有沒有可能一直談到現在呀?
不對不對,按照她謝綰綰的尿性,不可能和同一個男人糾纏太久。
那么如果那天沒有把他輸出去,那他們又會以什么樣的理由分手呢?
謝綰綰望著滿天的繁星,腦袋閃過無數猜想。
見老板有些傷感的出神,小周出聲道:“謝總,他們游戲好像快結束了。
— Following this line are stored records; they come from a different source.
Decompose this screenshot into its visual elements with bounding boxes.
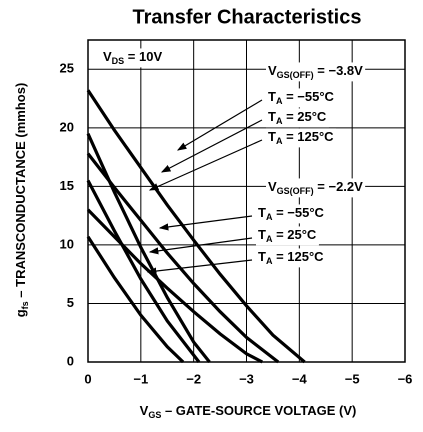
annotation: VGS(OFF) = −2.2V [268, 179, 363, 196]
y-tick-label: 5 [67, 295, 74, 310]
label-sub: A [266, 234, 273, 244]
label-main: T [268, 89, 276, 104]
label-main: T [258, 249, 266, 264]
label-background [256, 204, 327, 224]
label-sub: A [266, 256, 273, 266]
label-sub: A [266, 212, 273, 222]
x-tick-label: −5 [345, 371, 360, 386]
label-main: V [103, 49, 112, 64]
annotation: TA = −55°C [268, 89, 335, 106]
label-rest: = −55°C [272, 205, 324, 220]
series-line [86, 179, 201, 363]
series-line [86, 235, 185, 364]
label-main: T [258, 227, 266, 242]
label-background [266, 62, 366, 82]
annotation: VDS = 10V [103, 49, 162, 66]
x-tick-label: −1 [133, 371, 148, 386]
label-main: T [258, 205, 266, 220]
label-rest: = −55°C [282, 89, 334, 104]
series-line [86, 152, 280, 364]
x-tick-label: −6 [398, 371, 413, 386]
label-sub: GS(OFF) [277, 186, 314, 196]
label-sub: GS [148, 410, 161, 420]
annotation: TA = 25°C [268, 109, 327, 126]
label-sub: A [276, 96, 283, 106]
label-main: T [268, 109, 276, 124]
label-rest: = 10V [124, 49, 162, 64]
annotation: TA = −55°C [258, 205, 325, 222]
label-sub: A [276, 136, 283, 146]
annotation: TA = 125°C [268, 129, 334, 146]
series-line [86, 89, 306, 364]
chart-title: Transfer Characteristics [132, 6, 361, 28]
label-sub: fs [20, 301, 30, 309]
label-rest: – TRANSCONDUCTANCE (mmhos) [13, 83, 28, 302]
x-tick-label: 0 [84, 371, 91, 386]
label-background [266, 178, 366, 198]
y-tick-label: 10 [60, 236, 74, 251]
label-rest: = −2.2V [314, 179, 363, 194]
y-tick-label: 15 [60, 178, 74, 193]
label-rest: = 25°C [272, 227, 316, 242]
annotation: TA = 125°C [258, 249, 324, 266]
y-tick-label: 20 [60, 119, 74, 134]
series-line [86, 133, 211, 363]
y-axis-label: gfs – TRANSCONDUCTANCE (mmhos) [13, 83, 30, 318]
label-background [256, 248, 327, 268]
label-sub: A [276, 116, 283, 126]
label-background [266, 108, 329, 128]
label-rest: = 125°C [282, 129, 334, 144]
label-background [266, 128, 337, 148]
label-sub: GS(OFF) [277, 70, 314, 80]
label-main: V [140, 403, 149, 418]
label-background [266, 88, 337, 108]
label-sub: DS [112, 56, 125, 66]
label-main: g [13, 309, 28, 317]
label-main: V [268, 179, 277, 194]
label-rest: – GATE-SOURCE VOLTAGE (V) [161, 403, 356, 418]
x-axis-label: VGS – GATE-SOURCE VOLTAGE (V) [140, 403, 357, 420]
label-rest: = 25°C [282, 109, 326, 124]
label-rest: = 125°C [272, 249, 324, 264]
label-main: T [268, 129, 276, 144]
y-tick-label: 0 [67, 353, 74, 368]
label-background [101, 48, 165, 68]
x-tick-label: −2 [186, 371, 201, 386]
y-tick-label: 25 [60, 61, 74, 76]
label-background [256, 226, 319, 246]
annotation: VGS(OFF) = −3.8V [268, 63, 363, 80]
label-rest: = −3.8V [314, 63, 363, 78]
x-tick-label: −4 [292, 371, 308, 386]
annotation: TA = 25°C [258, 227, 317, 244]
label-main: V [268, 63, 277, 78]
x-tick-label: −3 [239, 371, 254, 386]
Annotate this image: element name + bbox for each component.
”
謝綰綰抽回思緒,帶著小周回到座位上。
篝火滅了。
人群從圍坐的圈子里散開,三三兩兩地站在一起,有人還在復盤剛才的游戲。
沒了明火的溫度,夜風一下子變得明顯起來,山里的涼意覆上人的體溫。
因風一吹,好像確實有點醉了。
謝綰綰頭腦有些發懵,坐在原地沒有動。
剛剛大家伙玩了許多游戲,擊鼓傳花、真心話大冒險,還有那些叫不出名字的五花八門的游戲。
晏氏和謝氏的人混在一起,剛開始還有點不熟悉,玩了幾輪就徹底放開了,笑聲一陣高過一陣。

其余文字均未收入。